Night fell as if the sky had been pulled down by a rope. The road went to a dark line, the ditch to a darker one. Sound traveled farther. A fox barked far off. An owl questioned the hedgerow and gave up on answers. The fire sighed.

Baroth set his blanket and propped himself on his elbow. Axel sat with the wrapped sword across his knees and watched the road, counting breaths. The count steadied him. Every hundred, he looked left and right and back, the way Taren had taught him when they had played at sentry in the yard. He swallowed and felt the memory like a stone settling.

"You keep a quiet watch," Baroth said softly after a time.

"I don't know how to keep a loud one," Axel said.

"Some think talking keeps fear off. It only gives it more places to sit." Baroth shifted, the blanket whispering. "You're not a thief and not a liar and not a fool. Good enough for the road."

Axel didn't know what to do with the words. He held them like coals near his hands and took what heat he could.

"Sleep when Jorin wakes," Baroth said, and rolled onto his back, face turned toward the dark.

The hours stretched. When Jorin tapped his shoulder, Axel lay down with his cloak over his head and the sword along his spine and dreamed of nothing for the first time in weeks. No fire. No steel. Only a long road, and feet that did not tire, and a sky that stayed the same color from horizon to horizon.

Dawn found them already walking.

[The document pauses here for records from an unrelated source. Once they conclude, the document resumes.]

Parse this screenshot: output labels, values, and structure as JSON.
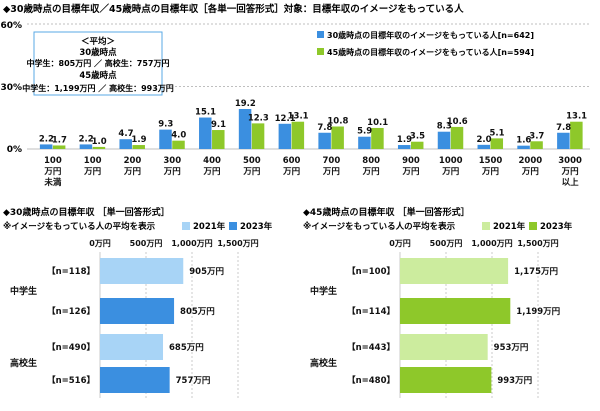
{
  "colors": {
    "blue": "#3b8fe0",
    "green": "#8ec82a",
    "light_blue": "#a8d4f6",
    "light_green": "#ccec9e",
    "grid": "#bfbfbf",
    "note_border": "#5aa9e6"
  },
  "chart_data": [
    {
      "type": "bar",
      "title": "◆30歳時点の目標年収／45歳時点の目標年収［各単一回答形式］対象：目標年収のイメージをもっている人",
      "ylim": [
        0,
        60
      ],
      "yticks": [
        "0%",
        "30%",
        "60%"
      ],
      "categories": [
        [
          "100",
          "万円",
          "未満"
        ],
        [
          "100",
          "万円"
        ],
        [
          "200",
          "万円"
        ],
        [
          "300",
          "万円"
        ],
        [
          "400",
          "万円"
        ],
        [
          "500",
          "万円"
        ],
        [
          "600",
          "万円"
        ],
        [
          "700",
          "万円"
        ],
        [
          "800",
          "万円"
        ],
        [
          "900",
          "万円"
        ],
        [
          "1000",
          "万円"
        ],
        [
          "1500",
          "万円"
        ],
        [
          "2000",
          "万円"
        ],
        [
          "3000",
          "万円",
          "以上"
        ]
      ],
      "series": [
        {
          "name": "30歳時点の目標年収のイメージをもっている人[n=642]",
          "values": [
            2.2,
            2.2,
            4.7,
            9.3,
            15.1,
            19.2,
            12.1,
            7.8,
            5.9,
            1.9,
            8.3,
            2.0,
            1.6,
            7.8
          ]
        },
        {
          "name": "45歳時点の目標年収のイメージをもっている人[n=594]",
          "values": [
            1.7,
            1.0,
            1.9,
            4.0,
            9.1,
            12.3,
            13.1,
            10.8,
            10.1,
            3.5,
            10.6,
            5.1,
            3.7,
            13.1
          ]
        }
      ],
      "labels": [
        [
          "2.2",
          "2.2",
          "4.7",
          "9.3",
          "15.1",
          "19.2",
          "12.1",
          "7.8",
          "5.9",
          "1.9",
          "8.3",
          "2.0",
          "1.6",
          "7.8"
        ],
        [
          "1.7",
          "1.0",
          "1.9",
          "4.0",
          "9.1",
          "12.3",
          "13.1",
          "10.8",
          "10.1",
          "3.5",
          "10.6",
          "5.1",
          "3.7",
          "13.1"
        ]
      ],
      "note": [
        "＜平均＞",
        "30歳時点",
        "中学生：805万円 ／ 高校生：757万円",
        "45歳時点",
        "中学生：1,199万円 ／ 高校生：993万円"
      ]
    },
    {
      "type": "bar",
      "title": "◆30歳時点の目標年収 ［単一回答形式］",
      "subtitle": "※イメージをもっている人の平均を表示",
      "legend": [
        "2021年",
        "2023年"
      ],
      "xlim": [
        0,
        1500
      ],
      "xticks": [
        "0万円",
        "500万円",
        "1,000万円",
        "1,500万円"
      ],
      "groups": [
        "中学生",
        "高校生"
      ],
      "rows": [
        {
          "n": "【n=118】",
          "value": 905,
          "label": "905万円",
          "year": "2021年"
        },
        {
          "n": "【n=126】",
          "value": 805,
          "label": "805万円",
          "year": "2023年"
        },
        {
          "n": "【n=490】",
          "value": 685,
          "label": "685万円",
          "year": "2021年"
        },
        {
          "n": "【n=516】",
          "value": 757,
          "label": "757万円",
          "year": "2023年"
        }
      ]
    },
    {
      "type": "bar",
      "title": "◆45歳時点の目標年収 ［単一回答形式］",
      "subtitle": "※イメージをもっている人の平均を表示",
      "legend": [
        "2021年",
        "2023年"
      ],
      "xlim": [
        0,
        1500
      ],
      "xticks": [
        "0万円",
        "500万円",
        "1,000万円",
        "1,500万円"
      ],
      "groups": [
        "中学生",
        "高校生"
      ],
      "rows": [
        {
          "n": "【n=100】",
          "value": 1175,
          "label": "1,175万円",
          "year": "2021年"
        },
        {
          "n": "【n=114】",
          "value": 1199,
          "label": "1,199万円",
          "year": "2023年"
        },
        {
          "n": "【n=443】",
          "value": 953,
          "label": "953万円",
          "year": "2021年"
        },
        {
          "n": "【n=480】",
          "value": 993,
          "label": "993万円",
          "year": "2023年"
        }
      ]
    }
  ]
}
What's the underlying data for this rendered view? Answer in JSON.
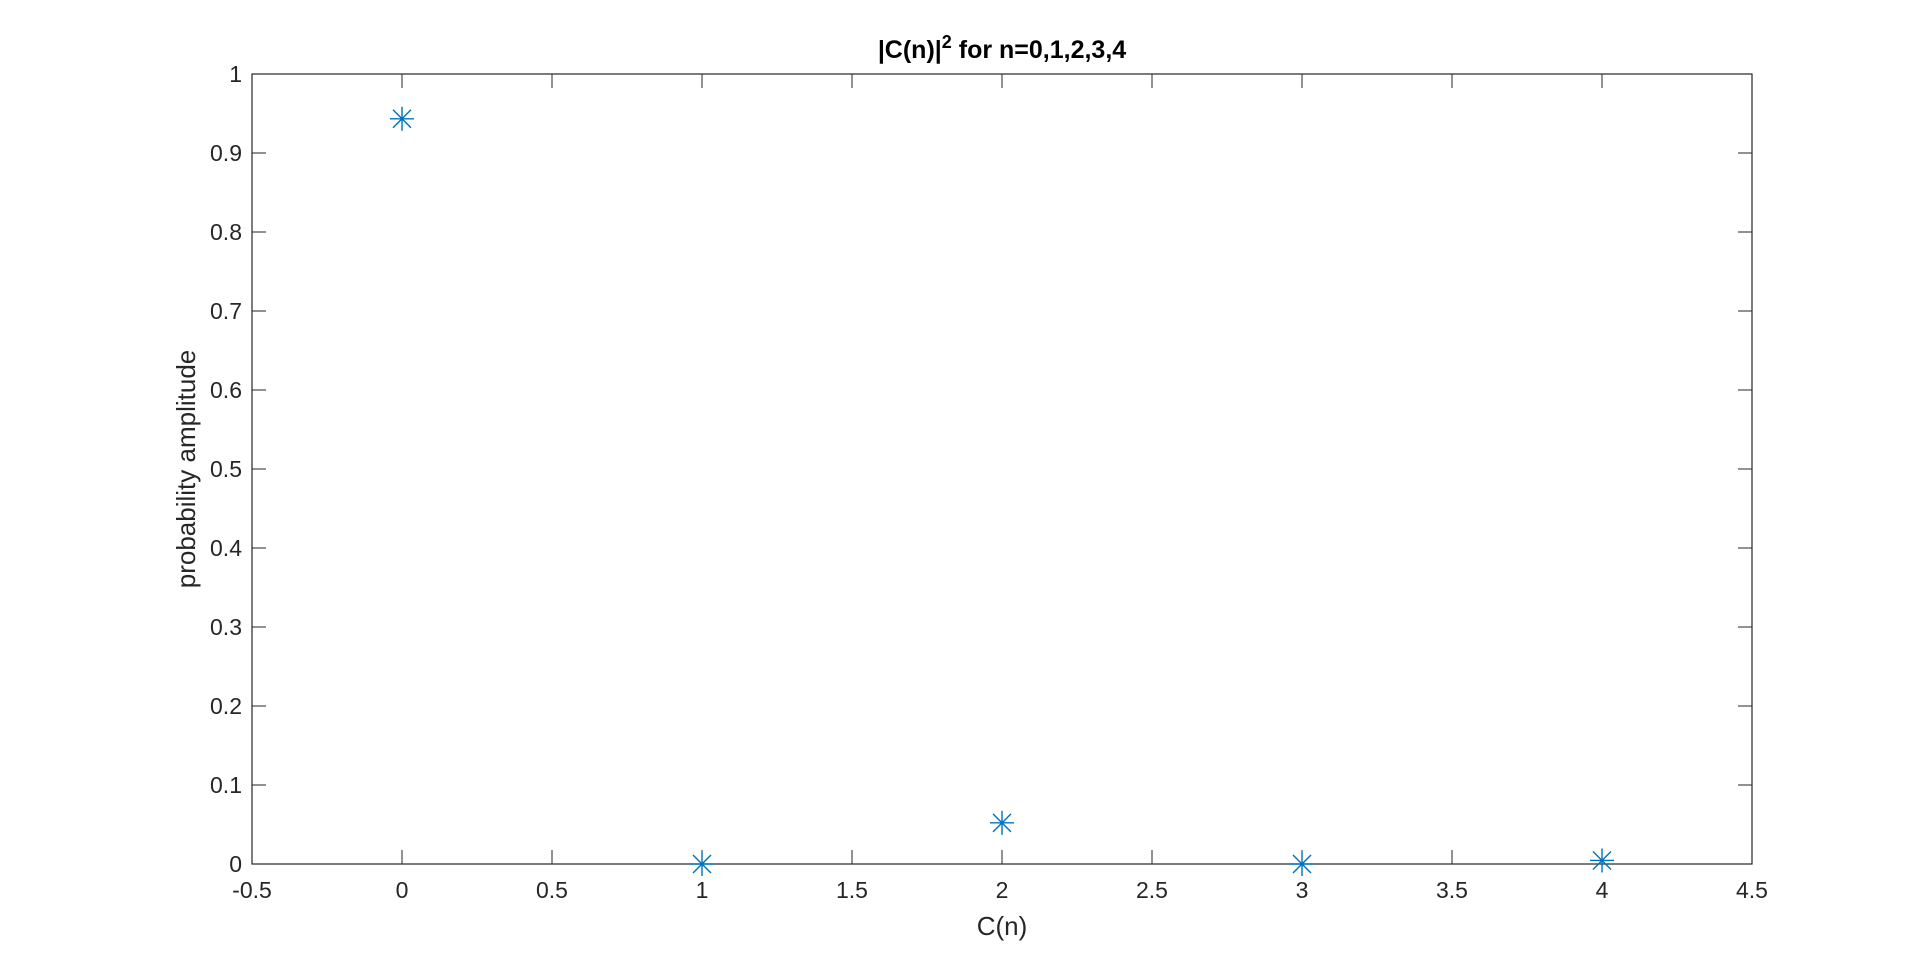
{
  "chart_data": {
    "type": "scatter",
    "title_main": "|C(n)|",
    "title_sup": "2",
    "title_rest": " for n=0,1,2,3,4",
    "xlabel": "C(n)",
    "ylabel": "probability amplitude",
    "xlim": [
      -0.5,
      4.5
    ],
    "ylim": [
      0,
      1
    ],
    "xticks": [
      "-0.5",
      "0",
      "0.5",
      "1",
      "1.5",
      "2",
      "2.5",
      "3",
      "3.5",
      "4",
      "4.5"
    ],
    "yticks": [
      "0",
      "0.1",
      "0.2",
      "0.3",
      "0.4",
      "0.5",
      "0.6",
      "0.7",
      "0.8",
      "0.9",
      "1"
    ],
    "grid": false,
    "marker": "asterisk",
    "series": [
      {
        "x": [
          0,
          1,
          2,
          3,
          4
        ],
        "y": [
          0.9433,
          0.0,
          0.0521,
          0.0,
          0.0045
        ]
      }
    ],
    "colors": {
      "marker": "#0072BD",
      "axis": "#262626"
    }
  }
}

Frost smoked from the grass. The mule's breath steamed. The ruts sang when the cart wheels found the right rhythm. Axel's shoulders eased into the work of the day because the body learns fast what the mind resists.

By the time the sun stood thin and high, the land began to open. Fewer trees, wider sky, the suggestion of a distant ridge like a bruise along the horizon. Baroth lifted his chin at it.

"Border," he said. "Two days if the road holds. Three if it goes to paste. If the straits aren't blown shut, we'll see masts by week's end. If they are, we'll sit and curse and drink weak beer until we stop caring. Either way, it's north."

Axel looked at the ridge until his eyes watered. Somewhere beyond it stood a sea that led to a continent strangers called magic with the reverence of fools and the dread of men who had seen exactly how it broke them. Somewhere beyond it the Cradle lay like a wound in the world. He did not know what he would become when he found it. He only knew that walking was the same as breathing now. If he stopped, he would fall asleep and never wake.

He adjusted the weight of the sword under his cloak so it pressed against his ribs instead of his hip. The pressure hurt. It also told him he was here, with a road in front of him and company at his side and a horizon that did not turn red. He kept walking.